7Herodes liet de magiërs in het geheim bij zich komen. Nadat hij precies had uitgezocht wanneer zij de ster voor het eerst hadden gezien, liet hij hen gaan en zei: 8‘Ga naar Bethlehem en zoek het kind. Als u het hebt gevonden, kom dan terug om mij er alles over te vertellen. Want ik wil Hem ook eer gaan bewijzen.’ 9Nadat ze de koning hadden aangehoord, reisden de magiërs verder. Tot hun verrassing ging de ster die zij hadden zien opgaan, voor hen uit en bleef stilstaan boven het huis waar het kind zich bevond. 10Toen ze dat zagen, werden ze enorm blij. 11Zij gingen naar binnen en vonden het kind en zijn moeder Maria. Vol eerbied knielden zij voor Hem neer. Zij gaven Hem kostbare geschenken: goud, wierook en mirre.

12Maar zij gingen niet via Jeruzalem naar hun land terug. God had hen in een droom gewaarschuwd niet bij Herodes langs te gaan. Daarom kozen zij een andere weg.
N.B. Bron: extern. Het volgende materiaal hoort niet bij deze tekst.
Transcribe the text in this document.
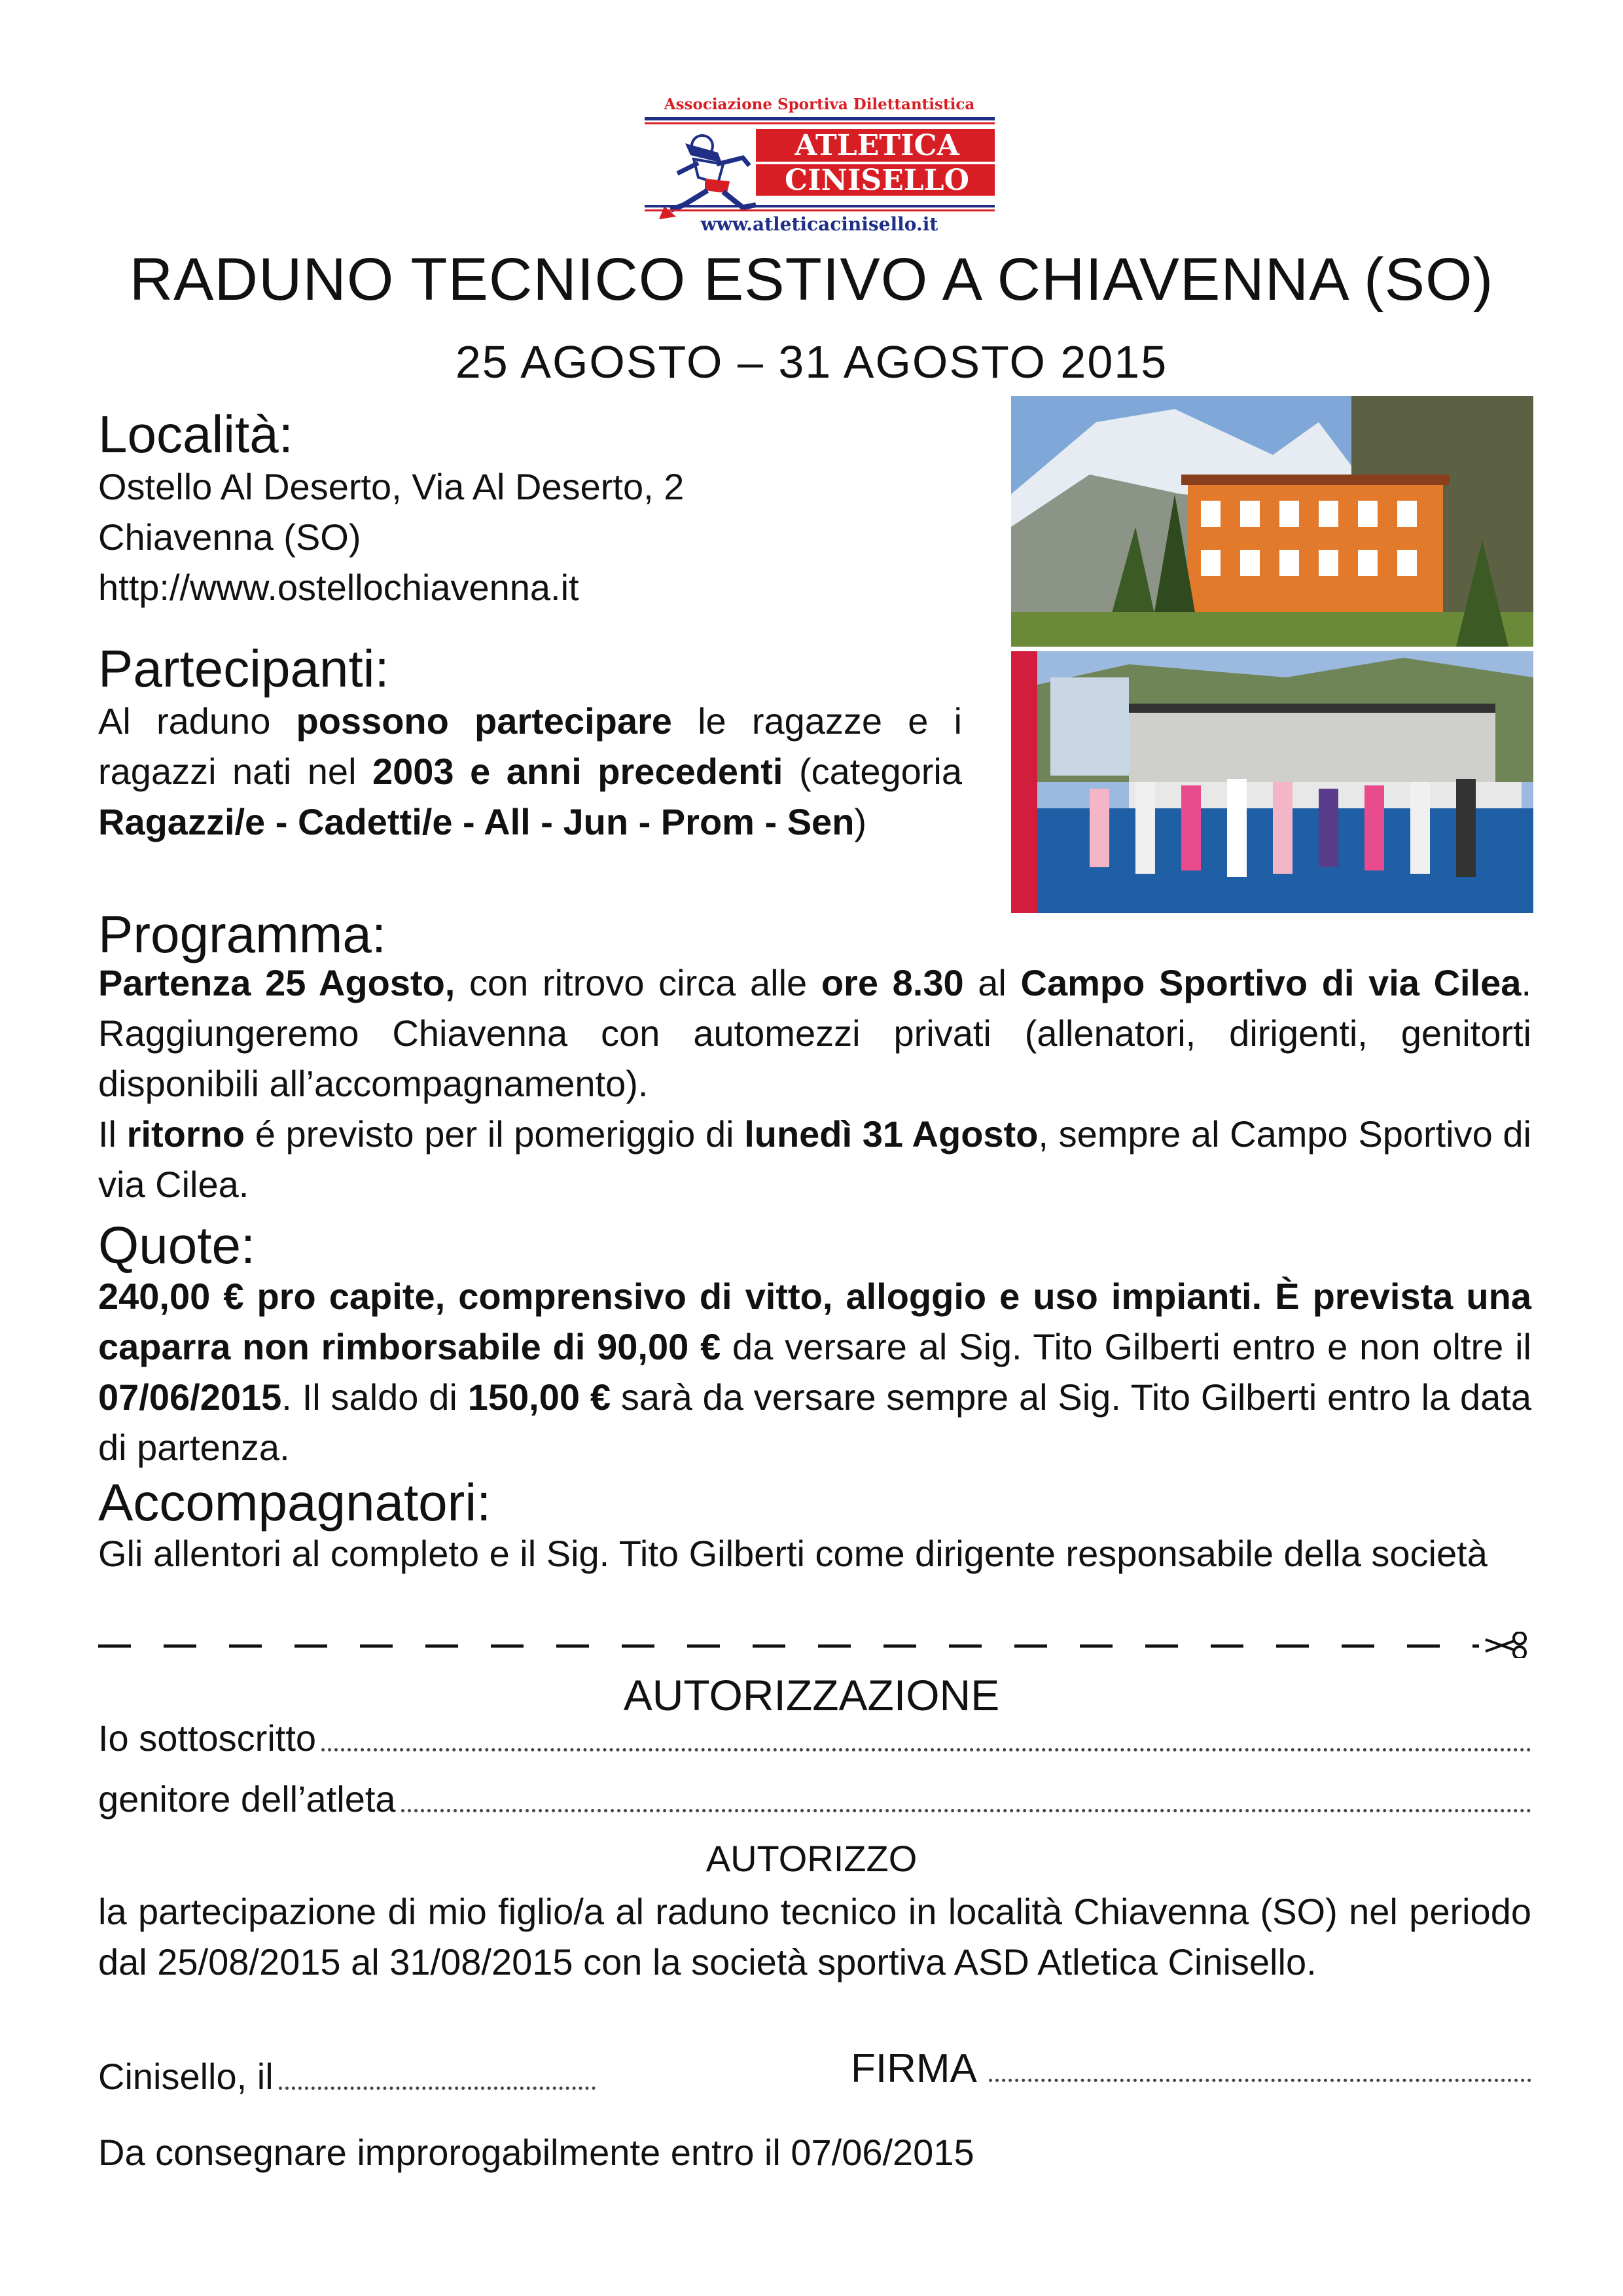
Associazione Sportiva Dilettantistica
ATLETICA
CINISELLO
www.atleticacinisello.it
RADUNO TECNICO ESTIVO A CHIAVENNA (SO)
25 AGOSTO – 31 AGOSTO 2015
Località:
Ostello Al Deserto, Via Al Deserto, 2
Chiavenna (SO)
http://www.ostellochiavenna.it
Partecipanti:
Al raduno possono partecipare le ragazze e i ragazzi nati nel 2003 e anni precedenti (categoria Ragazzi/e - Cadetti/e - All - Jun - Prom - Sen)
Programma:
Partenza 25 Agosto, con ritrovo circa alle ore 8.30 al Campo Sportivo di via Cilea. Raggiungeremo Chiavenna con automezzi privati (allenatori, dirigenti, genitorti disponibili all’accompagnamento).
Il ritorno é previsto per il pomeriggio di lunedì 31 Agosto, sempre al Campo Sportivo di via Cilea.
Quote:
240,00 € pro capite, comprensivo di vitto, alloggio e uso impianti. È prevista una caparra non rimborsabile di 90,00 € da versare al Sig. Tito Gilberti entro e non oltre il 07/06/2015. Il saldo di 150,00 € sarà da versare sempre al Sig. Tito Gilberti entro la data di partenza.
Accompagnatori:
Gli allentori al completo e il Sig. Tito Gilberti come dirigente responsabile della società
AUTORIZZAZIONE
Io sottoscritto
genitore dell’atleta
AUTORIZZO
la partecipazione di mio figlio/a al raduno tecnico in località Chiavenna (SO) nel periodo dal 25/08/2015 al 31/08/2015 con la società sportiva ASD Atletica Cinisello.
Cinisello, il	FIRMA
Da consegnare improrogabilmente entro il 07/06/2015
13Nadat zij waren vertrokken, verscheen aan Jozef een engel van de Here in een droom en die zei: ‘Vlucht met het kind en zijn moeder naar Egypte en blijf daar tot ik zeg dat u kunt terugkomen. Want Herodes zal alles doen om het kind te doden.’ 14Jozef stond meteen op en vertrok nog diezelfde nacht met Maria en het kind naar Egypte. 15Hij bleef daar tot Herodes gestorven was. Daarmee werden de woorden van de profeet Hosea werkelijkheid: ‘Uit Egypte haalde Ik mijn zoon.’

16Herodes werd woedend toen hij ontdekte dat de magiërs hem misleid hadden. Hij gaf de opdracht om in Bethlehem en de hele omgeving alle jongens van twee jaar en jonger te doden. De magiërs hadden namelijk gezegd dat het ongeveer twee jaar geleden was dat zij de ster voor het eerst hadden gezien. 17Zo gebeurde wat de profeet Jeremia al lang geleden had gezegd: 18‘In Rama wordt luid gehuild en gejammerd, Rachel huilt om haar kinderen en wil zich niet laten troosten, omdat ze er niet meer zijn.’

19Na de dood van koning Herodes zag Jozef in een droom opnieuw een engel van God. 20Hij zei: ‘Ga met het kind en zijn moeder terug naar Israël. Want de mensen die Hem wilden doden, zijn gestorven.’ 21En Jozef ging met zijn gezin naar Israël terug. 22Hij durfde echter niet naar Judea te gaan, omdat hij had gehoord dat Herodesʼ zoon Archelaüs daar nu de macht in handen had. In een droom zei God hem naar de provincie Galilea te gaan. 23Daar gingen zij wonen in de stad Nazareth. Dat klopte met wat de profeten hadden voorspeld: ‘Hij zal Nazarener genoemd worden.’